Moving towards detection of nanoantenna excitation using bandgap agnostic impact ionization

As photodetection moves towards longer wavelengths, the semiconductor bandgap (BG) for detection similarly decreases. Eventually this trade-off becomes infeasible as thermally generated carriers begin to overwhelm the expected photocurrent. These thermal effects are exacerbated when utilizing designs such as avalanche photodiodes which require cooling for a small BG design to have low noise. Conversely, a wider BG device enables room-temperature detection at the cost of sensitivity to long wavelength signals. As such, this work overcomes these limitations by decoupling photodetection from semiconductor bandgap using a combination of plasmonic excitation coupled into an avalanche diode with uniquely tuned impact ionization locations. Specifically, we investigate wide band plasmonic nanoantennas, connected to a GaAs avalanche heterostructure with a novel architecture, inspired by phototransistor designs.
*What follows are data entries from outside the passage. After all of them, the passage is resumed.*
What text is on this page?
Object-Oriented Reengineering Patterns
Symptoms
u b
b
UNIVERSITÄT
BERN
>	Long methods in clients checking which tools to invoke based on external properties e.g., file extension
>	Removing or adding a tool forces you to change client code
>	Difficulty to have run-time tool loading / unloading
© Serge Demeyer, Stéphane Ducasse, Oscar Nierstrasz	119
By tuning the impact ionization locations for the ideal coupling with the nanoantenna, we are able to perform BG agnostic photodetection. The design was simulated with CST Microwave studio plasmonic excitation and COMSOL Multiphysics to simulate impact ionization regions, bias voltages, and output currents. This work presents a novel approach to photodetection which will allow a greater diversity detection schemes, designs, and use-cases.